Bien que la cuisine moléculaire ait pris de l’importance dans la restauration depuis les années 2000, sa création est bien plus ancienne qu’on ne le croit ! Mais avant de parler d’histoire, il faut discerner la différence entre la cuisine et la gastronomie moléculaire.

La gastronomie moléculaire utilise la méthode expérimentale pour produire uniquement des connaissances. Elle n'est donc pas, à l'inverse de la cuisine du même nom, un art culinaire mais une science pure. Ainsi l'étude de la réaction des molécules lors d'une émulsion, comme la mayonnaise, relève du domaine scientifique mais son application à des matériaux modernes et à des mélanges innovants la place dans l'univers novateur de la cuisine moléculaire. La cuisine moléculaire utilise ainsi les résultats de la gastronomie moléculaire et se sert de techniques, de méthodes et d’ustensiles nouveaux.

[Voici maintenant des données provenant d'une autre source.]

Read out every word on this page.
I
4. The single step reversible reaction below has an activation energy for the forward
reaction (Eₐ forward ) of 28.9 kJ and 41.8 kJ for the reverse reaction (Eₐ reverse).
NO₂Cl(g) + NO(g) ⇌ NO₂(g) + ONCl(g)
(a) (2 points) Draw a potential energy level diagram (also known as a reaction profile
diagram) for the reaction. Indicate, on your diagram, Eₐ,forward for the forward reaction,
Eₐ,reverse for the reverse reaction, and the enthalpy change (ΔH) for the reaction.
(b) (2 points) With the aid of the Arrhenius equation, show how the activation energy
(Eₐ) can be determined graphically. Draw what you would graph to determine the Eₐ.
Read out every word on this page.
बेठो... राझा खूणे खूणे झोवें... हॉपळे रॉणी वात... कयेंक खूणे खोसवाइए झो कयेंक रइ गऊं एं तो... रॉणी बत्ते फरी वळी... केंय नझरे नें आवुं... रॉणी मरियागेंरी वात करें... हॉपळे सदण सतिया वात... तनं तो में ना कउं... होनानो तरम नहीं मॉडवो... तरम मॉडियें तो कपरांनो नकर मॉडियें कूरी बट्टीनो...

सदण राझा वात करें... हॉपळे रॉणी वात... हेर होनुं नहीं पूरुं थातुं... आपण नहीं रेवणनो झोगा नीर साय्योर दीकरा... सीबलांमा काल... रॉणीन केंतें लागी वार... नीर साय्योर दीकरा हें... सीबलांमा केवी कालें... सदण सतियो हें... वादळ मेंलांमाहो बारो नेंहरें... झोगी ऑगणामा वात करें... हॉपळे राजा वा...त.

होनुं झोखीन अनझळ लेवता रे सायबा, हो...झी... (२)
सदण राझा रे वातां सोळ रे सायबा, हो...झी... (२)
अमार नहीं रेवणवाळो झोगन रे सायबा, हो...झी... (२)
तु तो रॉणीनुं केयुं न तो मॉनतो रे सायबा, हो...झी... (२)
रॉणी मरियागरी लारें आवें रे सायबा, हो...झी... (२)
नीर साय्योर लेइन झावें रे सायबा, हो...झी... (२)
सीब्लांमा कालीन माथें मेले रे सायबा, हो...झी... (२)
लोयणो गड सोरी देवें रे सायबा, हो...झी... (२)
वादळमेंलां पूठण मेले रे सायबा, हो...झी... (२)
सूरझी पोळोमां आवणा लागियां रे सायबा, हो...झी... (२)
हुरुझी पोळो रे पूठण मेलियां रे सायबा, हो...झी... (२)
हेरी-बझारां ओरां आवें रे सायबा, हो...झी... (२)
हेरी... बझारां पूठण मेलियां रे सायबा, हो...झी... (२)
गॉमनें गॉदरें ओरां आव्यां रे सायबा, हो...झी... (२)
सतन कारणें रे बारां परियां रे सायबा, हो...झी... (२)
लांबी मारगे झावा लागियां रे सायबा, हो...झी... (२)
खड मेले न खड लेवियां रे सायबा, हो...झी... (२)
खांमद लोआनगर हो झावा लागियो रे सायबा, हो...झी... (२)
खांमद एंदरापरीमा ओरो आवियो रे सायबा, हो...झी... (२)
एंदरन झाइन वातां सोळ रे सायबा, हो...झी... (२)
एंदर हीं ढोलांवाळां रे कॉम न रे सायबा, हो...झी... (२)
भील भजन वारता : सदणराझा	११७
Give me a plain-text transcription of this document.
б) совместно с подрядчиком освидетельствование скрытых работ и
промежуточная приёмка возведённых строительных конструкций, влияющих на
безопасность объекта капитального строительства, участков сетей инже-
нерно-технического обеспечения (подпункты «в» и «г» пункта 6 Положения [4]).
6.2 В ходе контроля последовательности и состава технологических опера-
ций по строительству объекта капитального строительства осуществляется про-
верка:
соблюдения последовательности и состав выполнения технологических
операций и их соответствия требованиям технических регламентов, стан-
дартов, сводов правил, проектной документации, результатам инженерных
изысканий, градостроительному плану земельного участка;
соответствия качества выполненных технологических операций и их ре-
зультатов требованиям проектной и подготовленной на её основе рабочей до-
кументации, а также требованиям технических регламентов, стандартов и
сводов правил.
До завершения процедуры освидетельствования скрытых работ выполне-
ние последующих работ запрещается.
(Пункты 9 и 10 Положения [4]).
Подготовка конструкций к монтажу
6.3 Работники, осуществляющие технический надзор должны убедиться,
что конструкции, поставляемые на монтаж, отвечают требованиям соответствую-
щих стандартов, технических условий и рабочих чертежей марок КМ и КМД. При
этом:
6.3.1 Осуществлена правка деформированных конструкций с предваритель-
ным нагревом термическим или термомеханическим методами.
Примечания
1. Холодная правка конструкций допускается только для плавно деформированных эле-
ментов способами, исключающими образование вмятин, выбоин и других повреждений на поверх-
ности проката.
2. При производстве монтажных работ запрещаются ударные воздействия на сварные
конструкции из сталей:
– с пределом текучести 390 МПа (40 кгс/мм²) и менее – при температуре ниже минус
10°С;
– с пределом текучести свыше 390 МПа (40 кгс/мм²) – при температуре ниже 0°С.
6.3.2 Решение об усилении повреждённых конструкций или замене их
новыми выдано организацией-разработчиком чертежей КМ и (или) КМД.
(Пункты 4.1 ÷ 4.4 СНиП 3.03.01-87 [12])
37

L’histoire de la gastronomie moléculaire commence au 3ème siècle avant J-C en Egypte lorsqu’un scientifique s’interroge sur le fait que lors de la fermentation de la viande, celle-ci perd quelques grammes. Il eut l’idée de peser chaque jour un bout de viande et de noter ses observations sur un papyrus. Ceci est donc une des premières recherches scientifiques sur un phénomène culinaire. De nombreux siècles après, en 1847, le cuisinier Antonin Carême écrit un traité dans lequel il dit que l'on fait de la chimie quand on fait de la cuisine. C’est le premier écrit qui rapproche ses deux mondes.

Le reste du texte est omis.